The same “my way or the highway” attitude that created the robo-debt debacle has caused major problems elsewhere, including the agency’s hopelessly stalled enterprise bargaining situation where DHS has again taken a more negative and unfortunate approach on government policy, significantly causing concerns for working women in that department and meaning that bargaining is impressively more mired in this agency than across the rest of the Commonwealth public sector, which is really quite a high bar after a three-year industrial dispute.

Crucially, one of the issues still in dispute in this agency is the need for robust pre-decision consultation processes where people who do the work in areas such as compliance can actually have a better voice to inform senior management on what will and will not work at the front line.
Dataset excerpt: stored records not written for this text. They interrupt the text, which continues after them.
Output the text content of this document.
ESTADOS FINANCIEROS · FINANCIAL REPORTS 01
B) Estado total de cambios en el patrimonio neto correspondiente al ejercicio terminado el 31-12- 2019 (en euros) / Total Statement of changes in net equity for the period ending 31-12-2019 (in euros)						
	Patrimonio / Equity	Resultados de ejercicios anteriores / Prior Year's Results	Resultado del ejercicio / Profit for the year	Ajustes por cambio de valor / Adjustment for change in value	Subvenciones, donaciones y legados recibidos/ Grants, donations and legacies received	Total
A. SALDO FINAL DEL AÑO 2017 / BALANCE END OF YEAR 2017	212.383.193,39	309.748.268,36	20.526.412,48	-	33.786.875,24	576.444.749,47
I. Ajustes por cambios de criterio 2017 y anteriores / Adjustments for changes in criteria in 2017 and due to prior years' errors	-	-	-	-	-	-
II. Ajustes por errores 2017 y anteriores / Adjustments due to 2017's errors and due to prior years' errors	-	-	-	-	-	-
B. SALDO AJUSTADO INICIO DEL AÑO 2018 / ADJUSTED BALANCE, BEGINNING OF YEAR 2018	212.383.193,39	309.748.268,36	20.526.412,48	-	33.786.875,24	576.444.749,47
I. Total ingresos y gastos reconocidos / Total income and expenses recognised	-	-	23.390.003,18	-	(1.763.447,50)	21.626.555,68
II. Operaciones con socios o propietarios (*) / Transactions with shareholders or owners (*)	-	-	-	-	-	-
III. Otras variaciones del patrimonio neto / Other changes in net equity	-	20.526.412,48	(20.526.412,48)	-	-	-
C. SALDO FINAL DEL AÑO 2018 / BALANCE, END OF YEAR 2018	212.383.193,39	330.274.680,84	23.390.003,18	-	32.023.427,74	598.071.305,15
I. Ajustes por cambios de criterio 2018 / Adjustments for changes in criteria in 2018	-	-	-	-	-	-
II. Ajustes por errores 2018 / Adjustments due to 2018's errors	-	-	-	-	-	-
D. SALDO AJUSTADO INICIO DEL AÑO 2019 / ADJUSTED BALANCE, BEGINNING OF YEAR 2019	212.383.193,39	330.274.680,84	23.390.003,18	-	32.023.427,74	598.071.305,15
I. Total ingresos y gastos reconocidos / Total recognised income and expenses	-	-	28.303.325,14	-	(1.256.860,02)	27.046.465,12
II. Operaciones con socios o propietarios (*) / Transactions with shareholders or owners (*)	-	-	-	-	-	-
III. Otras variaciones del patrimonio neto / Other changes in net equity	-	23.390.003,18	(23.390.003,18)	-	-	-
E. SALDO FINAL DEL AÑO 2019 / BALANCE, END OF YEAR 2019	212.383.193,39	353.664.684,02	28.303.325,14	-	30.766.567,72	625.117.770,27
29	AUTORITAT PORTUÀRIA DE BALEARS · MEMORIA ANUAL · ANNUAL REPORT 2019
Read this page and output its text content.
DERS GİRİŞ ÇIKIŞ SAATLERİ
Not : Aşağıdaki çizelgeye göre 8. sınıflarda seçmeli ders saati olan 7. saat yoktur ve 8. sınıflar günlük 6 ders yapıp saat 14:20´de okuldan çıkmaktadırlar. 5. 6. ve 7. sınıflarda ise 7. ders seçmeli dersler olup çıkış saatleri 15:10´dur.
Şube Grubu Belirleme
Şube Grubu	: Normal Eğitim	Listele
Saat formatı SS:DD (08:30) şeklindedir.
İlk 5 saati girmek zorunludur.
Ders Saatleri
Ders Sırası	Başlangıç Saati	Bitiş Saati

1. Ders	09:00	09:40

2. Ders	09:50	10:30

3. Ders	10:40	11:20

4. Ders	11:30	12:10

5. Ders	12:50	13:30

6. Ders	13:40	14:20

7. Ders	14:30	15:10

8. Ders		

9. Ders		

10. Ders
Those sorts of issues are very important to the people who work in this agency.

So, we are calling for a number of things to happen. The Turnbull government must immediately suspend the online compliance program and actually put the real fixes in place so that this no longer hurts thousands of Australians. There needs to be immediate action and a serious budget solution to reverse the damage done by the combination of multiple cuts to the Department of Human Services, including the reduction of 5,000 permanent jobs.

Any new approach should have properly resourced human oversight so that the agency can be confident that the overpayments it identifies and debts it raises are legitimate and accurate. DHS must immediately be put in a position by government to convert casual workers – of which there are now thousands – to permanent roles with access to effective training and to be able to provide a genuine, full range of services and support to customers.

Finally, the culture in this agency needs to change, and the approach we have seen over recent months in this matter is a damning indictment, but it is also a responsibility of government. We need to deliver a system in which the people who work for DHS can deliver great services to the community, and the community can have faith in our social security system and this department’s work.